West Ham United vice-chairman Karren Brady says the football club still want to move to the Olympic Stadium in 2014.

The Championship side looked to have secured a switch to the venue following the London 2012 Games.

But the stadium, which has cost more than £500m to build, will now remain in public ownership.

"Our bid is the only one that will secure the sporting and community legacy promise of the Olympic Stadium," Brady said.

The BBC can disclose that the board of the Olympic Park Legacy Company (OPLC) ended negotiations amid concerns over delays caused by the ongoing legal dispute with Tottenham.

It followed an agreement between the OPLC, government and Mayor of London.

In a joint statement with Kim Bromley-Derry, chief executive of the London Borough of Newham, Brady said: "We would welcome a move by OPLC and government to end that uncertainty and allow a football and athletics stadium to be in place by 2014 under a new process.

"If the speculation is true, West Ham will look to become a tenant of the stadium while Newham will aim to help deliver the legacy.

"The true legacy of London 2012 will be the creation of jobs and a generation of young people inspired by sport based around a community home for all by 2014. We remain committed to help deliver that legacy promise to the people of London and the nation."

Rival football clubs Tottenham and Leyton Orient are contesting the original decision to award the stadium to West Ham.

They claim that the Hammers' reliance on a £40m loan from Newham Council is effectively state aid.

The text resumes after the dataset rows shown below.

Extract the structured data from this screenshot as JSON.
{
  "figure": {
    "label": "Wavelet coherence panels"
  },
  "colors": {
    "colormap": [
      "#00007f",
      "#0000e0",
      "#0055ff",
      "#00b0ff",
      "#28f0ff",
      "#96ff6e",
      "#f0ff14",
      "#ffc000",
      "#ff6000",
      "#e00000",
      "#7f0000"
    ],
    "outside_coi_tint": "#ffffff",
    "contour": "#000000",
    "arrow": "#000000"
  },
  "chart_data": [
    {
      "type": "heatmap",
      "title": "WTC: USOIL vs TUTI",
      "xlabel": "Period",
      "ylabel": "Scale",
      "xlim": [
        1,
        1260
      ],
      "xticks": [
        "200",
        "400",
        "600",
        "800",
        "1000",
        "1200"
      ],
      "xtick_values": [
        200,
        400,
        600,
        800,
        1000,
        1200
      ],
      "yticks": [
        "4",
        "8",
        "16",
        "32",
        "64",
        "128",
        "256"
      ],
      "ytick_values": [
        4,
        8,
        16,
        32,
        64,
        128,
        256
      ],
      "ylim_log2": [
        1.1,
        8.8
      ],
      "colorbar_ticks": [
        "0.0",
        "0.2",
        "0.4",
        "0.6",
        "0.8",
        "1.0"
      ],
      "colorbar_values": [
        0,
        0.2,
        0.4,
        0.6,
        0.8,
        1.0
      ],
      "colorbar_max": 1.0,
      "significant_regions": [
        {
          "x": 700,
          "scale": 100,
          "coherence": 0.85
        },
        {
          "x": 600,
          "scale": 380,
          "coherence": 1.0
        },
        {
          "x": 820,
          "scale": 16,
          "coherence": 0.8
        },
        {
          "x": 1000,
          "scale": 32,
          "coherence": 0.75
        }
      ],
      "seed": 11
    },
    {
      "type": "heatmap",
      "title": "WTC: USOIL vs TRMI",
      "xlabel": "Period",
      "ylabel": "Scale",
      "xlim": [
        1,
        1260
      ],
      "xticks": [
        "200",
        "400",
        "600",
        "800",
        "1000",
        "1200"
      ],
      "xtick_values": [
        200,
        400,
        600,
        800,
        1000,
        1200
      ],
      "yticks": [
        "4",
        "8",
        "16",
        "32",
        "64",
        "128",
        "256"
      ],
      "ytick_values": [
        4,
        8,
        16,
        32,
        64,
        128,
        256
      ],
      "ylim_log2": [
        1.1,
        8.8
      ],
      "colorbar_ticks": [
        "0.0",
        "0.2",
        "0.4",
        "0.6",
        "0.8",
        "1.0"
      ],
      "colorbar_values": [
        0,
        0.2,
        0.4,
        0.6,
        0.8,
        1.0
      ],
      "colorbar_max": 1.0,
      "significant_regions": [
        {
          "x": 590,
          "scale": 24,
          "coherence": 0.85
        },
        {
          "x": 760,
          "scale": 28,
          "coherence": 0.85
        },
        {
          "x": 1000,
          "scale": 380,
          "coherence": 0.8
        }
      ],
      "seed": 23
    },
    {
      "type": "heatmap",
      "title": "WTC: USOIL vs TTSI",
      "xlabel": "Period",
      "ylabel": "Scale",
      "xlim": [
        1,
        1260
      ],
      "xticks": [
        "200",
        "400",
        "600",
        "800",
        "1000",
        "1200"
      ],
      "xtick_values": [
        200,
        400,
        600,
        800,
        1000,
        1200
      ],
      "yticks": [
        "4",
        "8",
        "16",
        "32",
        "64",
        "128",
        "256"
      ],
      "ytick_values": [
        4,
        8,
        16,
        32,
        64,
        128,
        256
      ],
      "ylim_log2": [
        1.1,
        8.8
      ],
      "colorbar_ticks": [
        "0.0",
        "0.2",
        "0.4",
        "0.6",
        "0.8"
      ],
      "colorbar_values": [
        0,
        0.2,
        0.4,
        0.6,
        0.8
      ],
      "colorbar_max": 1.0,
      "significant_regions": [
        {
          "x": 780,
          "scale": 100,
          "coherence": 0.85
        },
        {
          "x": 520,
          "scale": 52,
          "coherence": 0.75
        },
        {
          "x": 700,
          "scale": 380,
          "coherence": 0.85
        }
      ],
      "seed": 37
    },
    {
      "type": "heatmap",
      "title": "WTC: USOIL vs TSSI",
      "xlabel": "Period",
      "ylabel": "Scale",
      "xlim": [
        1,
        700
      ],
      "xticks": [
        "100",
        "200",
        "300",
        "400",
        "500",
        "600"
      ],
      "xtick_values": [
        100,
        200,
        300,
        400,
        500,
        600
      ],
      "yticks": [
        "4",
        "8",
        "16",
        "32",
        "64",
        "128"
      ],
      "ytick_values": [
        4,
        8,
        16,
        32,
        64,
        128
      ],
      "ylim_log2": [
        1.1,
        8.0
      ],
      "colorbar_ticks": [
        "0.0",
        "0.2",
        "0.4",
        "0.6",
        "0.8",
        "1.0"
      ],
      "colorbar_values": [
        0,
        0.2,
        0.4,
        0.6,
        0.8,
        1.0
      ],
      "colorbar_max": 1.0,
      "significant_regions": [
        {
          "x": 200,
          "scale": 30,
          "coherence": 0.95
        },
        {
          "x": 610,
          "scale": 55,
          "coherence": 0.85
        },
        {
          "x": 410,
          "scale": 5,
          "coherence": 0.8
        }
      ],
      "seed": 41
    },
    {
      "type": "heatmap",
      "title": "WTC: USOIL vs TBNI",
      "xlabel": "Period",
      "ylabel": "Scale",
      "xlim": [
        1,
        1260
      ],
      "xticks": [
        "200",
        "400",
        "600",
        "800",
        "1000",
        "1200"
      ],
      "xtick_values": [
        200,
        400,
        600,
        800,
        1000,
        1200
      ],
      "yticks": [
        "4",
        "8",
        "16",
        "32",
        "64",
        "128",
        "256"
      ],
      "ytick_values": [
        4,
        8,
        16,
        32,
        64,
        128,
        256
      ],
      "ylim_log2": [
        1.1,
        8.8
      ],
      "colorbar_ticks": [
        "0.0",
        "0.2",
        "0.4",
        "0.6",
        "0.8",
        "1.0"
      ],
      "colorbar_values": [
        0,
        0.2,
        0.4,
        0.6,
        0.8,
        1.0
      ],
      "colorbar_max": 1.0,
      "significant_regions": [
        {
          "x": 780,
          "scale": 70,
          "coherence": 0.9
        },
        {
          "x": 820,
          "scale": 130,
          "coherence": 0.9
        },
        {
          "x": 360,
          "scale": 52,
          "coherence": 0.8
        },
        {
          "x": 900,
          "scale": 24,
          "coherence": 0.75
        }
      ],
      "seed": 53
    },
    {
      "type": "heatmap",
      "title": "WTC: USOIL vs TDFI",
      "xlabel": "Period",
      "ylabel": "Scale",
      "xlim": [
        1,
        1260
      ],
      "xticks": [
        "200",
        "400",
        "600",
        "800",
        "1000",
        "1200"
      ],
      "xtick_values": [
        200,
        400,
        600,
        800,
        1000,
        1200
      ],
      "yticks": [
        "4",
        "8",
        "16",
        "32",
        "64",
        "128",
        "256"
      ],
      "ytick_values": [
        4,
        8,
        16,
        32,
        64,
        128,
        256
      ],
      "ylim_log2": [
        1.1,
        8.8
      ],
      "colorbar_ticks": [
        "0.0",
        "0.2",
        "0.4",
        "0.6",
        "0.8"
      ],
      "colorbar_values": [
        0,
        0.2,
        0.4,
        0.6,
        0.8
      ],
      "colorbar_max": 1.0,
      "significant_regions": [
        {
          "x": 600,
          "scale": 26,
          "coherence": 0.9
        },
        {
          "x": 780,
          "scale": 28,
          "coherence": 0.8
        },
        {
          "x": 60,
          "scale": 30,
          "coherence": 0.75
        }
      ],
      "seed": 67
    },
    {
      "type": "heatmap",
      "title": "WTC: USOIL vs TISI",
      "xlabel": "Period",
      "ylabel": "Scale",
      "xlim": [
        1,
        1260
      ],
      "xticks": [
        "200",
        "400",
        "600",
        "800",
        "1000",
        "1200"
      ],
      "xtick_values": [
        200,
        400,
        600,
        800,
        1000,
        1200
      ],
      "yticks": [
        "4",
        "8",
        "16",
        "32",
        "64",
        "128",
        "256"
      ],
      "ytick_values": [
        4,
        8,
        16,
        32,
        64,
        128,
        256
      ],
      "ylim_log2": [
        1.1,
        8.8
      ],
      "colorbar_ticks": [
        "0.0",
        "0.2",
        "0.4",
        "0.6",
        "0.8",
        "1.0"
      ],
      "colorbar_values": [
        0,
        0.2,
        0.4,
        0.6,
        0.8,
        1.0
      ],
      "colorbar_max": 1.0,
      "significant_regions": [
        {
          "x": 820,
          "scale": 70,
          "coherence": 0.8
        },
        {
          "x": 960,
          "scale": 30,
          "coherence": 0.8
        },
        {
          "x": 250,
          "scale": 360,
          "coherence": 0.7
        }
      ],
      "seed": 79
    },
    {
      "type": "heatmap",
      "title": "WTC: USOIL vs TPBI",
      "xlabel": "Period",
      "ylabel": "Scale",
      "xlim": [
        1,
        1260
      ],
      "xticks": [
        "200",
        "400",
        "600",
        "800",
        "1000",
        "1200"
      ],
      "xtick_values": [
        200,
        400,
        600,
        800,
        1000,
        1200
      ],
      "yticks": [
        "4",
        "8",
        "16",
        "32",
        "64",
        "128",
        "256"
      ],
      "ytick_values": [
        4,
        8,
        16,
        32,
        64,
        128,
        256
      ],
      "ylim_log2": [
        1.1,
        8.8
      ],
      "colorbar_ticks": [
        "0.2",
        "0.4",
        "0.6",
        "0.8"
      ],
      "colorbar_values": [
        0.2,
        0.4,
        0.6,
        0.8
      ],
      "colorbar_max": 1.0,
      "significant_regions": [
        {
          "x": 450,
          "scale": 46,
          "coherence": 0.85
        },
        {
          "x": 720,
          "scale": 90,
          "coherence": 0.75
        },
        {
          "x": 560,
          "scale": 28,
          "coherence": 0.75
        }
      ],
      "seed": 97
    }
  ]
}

UK Athletics chief Ed Warner says the decision is good news as it will end the uncertainty that has surrounded recent negotiations.

"It's fantastic for UK Athletics and it is a bold and decisive move by the legacy company," Warner told BBC Radio 5 live.

Lack of clarity over the future of the stadium in 2010 forced Britain to scrap a bid for the 2015 World Championships, which were awarded instead to Beijing, hosts of the 2008 Olympics.

Sports Minister Hugh Robertson said Tuesday's decision would improve London's chances of winning the right to host the World Athletics Championships at the Olympic Stadium in 2017.

He told 5 live that Britain could bid with "full confidence" now that the OPLC had brought "certainty" to the whole process.

Robertson added: "We want this to be a mixed-use stadium with athletics at its heart."

The OPLC has set a deadline of 2014 for the new tenants of the stadium to move in.

For that to happen, planning permission must be submitted by March 2012 to ensure work starts immediately after the 2012 Olympics have finished.